Original, l’univers de Zoo City emprunte autant à la fantasy urbaine qu’au cyberpunk. D’un côté on a des phénomènes magiques, auxquels aucune explication précise ne sera apportée. De l’autre, un monde contemporain où la misère la plus noire côtoie l’opulence la plus obscène. Guidé par Zinzi, qui a connu ces deux univers, on passe sans transition des boîtes de nuit les plus branchées aux bas-fonds les moins fréquentables, des zones ultra-sécurisées réservées à une élite aux quartiers insalubres où l’on meurt rarement dans son sommeil. Pas le genre de lieu où l’on aimerait s’installer, mais pourtant une ville extraordinairement vivante, débordante d’énergie, ce que rend à la perfection l’écriture de Lauren Beukes (et la traduction de Laurent Philibert-Caillat est au diapason).

Dans le rôle de la narratrice, Zinzi se révèle très vite être un personnage particulièrement attachant. C’est une jeune femme complexe qui trimballe un lourd passé. Un peu minable et paumée dans un premier temps, son sens moral anesthésié par des années de galère, elle va progressivement sortir la tête de l’eau et réapprendre, parfois de façon brutale, que chacun de ses actes a des conséquences, sur les autres comme sur elle.

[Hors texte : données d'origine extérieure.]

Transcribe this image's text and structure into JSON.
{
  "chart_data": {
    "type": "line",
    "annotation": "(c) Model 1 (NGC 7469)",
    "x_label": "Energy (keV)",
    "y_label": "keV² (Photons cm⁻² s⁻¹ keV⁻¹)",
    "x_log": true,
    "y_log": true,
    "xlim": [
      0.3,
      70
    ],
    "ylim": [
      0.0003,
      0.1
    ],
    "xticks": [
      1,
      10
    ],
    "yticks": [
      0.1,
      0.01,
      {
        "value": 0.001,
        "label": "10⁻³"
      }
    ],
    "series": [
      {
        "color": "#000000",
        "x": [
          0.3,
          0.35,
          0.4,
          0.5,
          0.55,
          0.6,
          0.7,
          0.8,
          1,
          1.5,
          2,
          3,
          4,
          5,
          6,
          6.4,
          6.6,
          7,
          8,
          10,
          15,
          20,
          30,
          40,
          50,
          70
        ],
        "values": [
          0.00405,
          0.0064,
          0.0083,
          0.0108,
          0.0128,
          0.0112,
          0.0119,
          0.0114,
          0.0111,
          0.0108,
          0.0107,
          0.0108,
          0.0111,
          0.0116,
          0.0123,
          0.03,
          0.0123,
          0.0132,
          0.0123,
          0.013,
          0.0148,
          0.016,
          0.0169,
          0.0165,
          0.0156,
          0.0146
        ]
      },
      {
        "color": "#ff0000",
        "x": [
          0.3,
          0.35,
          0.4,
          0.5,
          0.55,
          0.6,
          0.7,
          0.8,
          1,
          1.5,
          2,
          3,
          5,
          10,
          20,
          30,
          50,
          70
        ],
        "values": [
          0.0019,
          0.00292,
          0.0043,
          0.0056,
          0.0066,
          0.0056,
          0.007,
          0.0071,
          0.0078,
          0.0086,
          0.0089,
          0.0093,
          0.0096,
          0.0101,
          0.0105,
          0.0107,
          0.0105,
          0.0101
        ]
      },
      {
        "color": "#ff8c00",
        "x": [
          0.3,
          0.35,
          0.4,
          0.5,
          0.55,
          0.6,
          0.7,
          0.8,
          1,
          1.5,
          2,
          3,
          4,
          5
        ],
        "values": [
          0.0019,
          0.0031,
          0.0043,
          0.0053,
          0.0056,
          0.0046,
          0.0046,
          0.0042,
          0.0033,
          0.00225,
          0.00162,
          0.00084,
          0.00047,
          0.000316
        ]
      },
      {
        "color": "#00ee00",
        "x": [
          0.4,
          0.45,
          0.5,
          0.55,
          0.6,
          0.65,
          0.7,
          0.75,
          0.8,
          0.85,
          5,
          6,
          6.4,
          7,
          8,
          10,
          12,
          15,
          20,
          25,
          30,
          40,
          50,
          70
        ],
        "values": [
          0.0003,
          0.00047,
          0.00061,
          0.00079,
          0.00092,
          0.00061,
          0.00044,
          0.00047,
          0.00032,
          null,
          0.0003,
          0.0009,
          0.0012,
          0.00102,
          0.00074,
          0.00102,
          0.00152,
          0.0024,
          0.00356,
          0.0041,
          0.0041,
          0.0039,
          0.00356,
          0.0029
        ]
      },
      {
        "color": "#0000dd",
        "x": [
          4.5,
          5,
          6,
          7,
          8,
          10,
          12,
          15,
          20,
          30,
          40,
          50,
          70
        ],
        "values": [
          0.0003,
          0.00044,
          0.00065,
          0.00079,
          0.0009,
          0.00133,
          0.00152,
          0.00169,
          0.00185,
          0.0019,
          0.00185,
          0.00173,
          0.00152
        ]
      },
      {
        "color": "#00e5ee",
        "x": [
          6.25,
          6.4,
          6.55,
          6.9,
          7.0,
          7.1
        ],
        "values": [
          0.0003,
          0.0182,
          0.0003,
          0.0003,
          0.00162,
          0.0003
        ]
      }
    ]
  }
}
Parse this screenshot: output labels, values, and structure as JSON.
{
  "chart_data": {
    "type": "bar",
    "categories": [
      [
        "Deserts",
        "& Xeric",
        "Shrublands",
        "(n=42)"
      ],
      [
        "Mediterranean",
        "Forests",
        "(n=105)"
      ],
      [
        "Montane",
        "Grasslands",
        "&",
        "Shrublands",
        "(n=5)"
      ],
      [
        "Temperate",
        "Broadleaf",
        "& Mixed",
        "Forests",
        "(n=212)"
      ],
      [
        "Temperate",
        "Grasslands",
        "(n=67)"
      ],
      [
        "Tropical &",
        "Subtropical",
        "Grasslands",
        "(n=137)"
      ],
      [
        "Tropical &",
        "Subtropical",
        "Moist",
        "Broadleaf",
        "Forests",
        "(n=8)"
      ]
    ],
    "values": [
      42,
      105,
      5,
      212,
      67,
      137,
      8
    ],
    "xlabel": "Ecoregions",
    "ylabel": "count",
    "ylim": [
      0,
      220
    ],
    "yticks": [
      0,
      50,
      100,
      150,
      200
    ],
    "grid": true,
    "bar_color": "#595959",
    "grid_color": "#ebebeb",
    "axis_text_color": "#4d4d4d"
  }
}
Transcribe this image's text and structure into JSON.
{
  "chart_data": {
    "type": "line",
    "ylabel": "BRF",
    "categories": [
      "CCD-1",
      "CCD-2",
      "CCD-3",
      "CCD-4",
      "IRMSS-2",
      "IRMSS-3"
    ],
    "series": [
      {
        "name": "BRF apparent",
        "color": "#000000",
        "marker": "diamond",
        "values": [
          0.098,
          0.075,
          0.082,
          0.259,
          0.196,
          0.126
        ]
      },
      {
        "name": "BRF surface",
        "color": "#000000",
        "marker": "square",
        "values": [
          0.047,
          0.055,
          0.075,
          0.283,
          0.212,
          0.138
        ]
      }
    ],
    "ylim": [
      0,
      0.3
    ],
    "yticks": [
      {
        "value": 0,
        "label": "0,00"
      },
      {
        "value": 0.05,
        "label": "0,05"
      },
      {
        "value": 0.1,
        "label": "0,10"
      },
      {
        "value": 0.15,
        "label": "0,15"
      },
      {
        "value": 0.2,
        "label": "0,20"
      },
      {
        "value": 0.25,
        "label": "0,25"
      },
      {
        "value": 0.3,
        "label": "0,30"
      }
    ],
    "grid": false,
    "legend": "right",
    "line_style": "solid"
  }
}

Seule petite faiblesse du roman : son intrigue. Zinzi est amenée à enquêter dans le milieu de la musique et à se lancer à la recherche d’une pop star disparue. Prétexte dans un premier temps à aborder Johannesburg sous ses différentes facettes, elle s’emballe dans la dernière partie du livre et culmine dans un invraisemblable capharnaüm où une truie ne retrouverait pas ses petits. Malgré cela, Zoo City constitue une lecture des plus enthousiasmantes, et Lauren Beukes atterrit illico sur la liste des auteurs à suivre de très près. On ne serait d’ailleurs pas fâché de voir traduit Moxyland, son premier roman, en attendant la suite.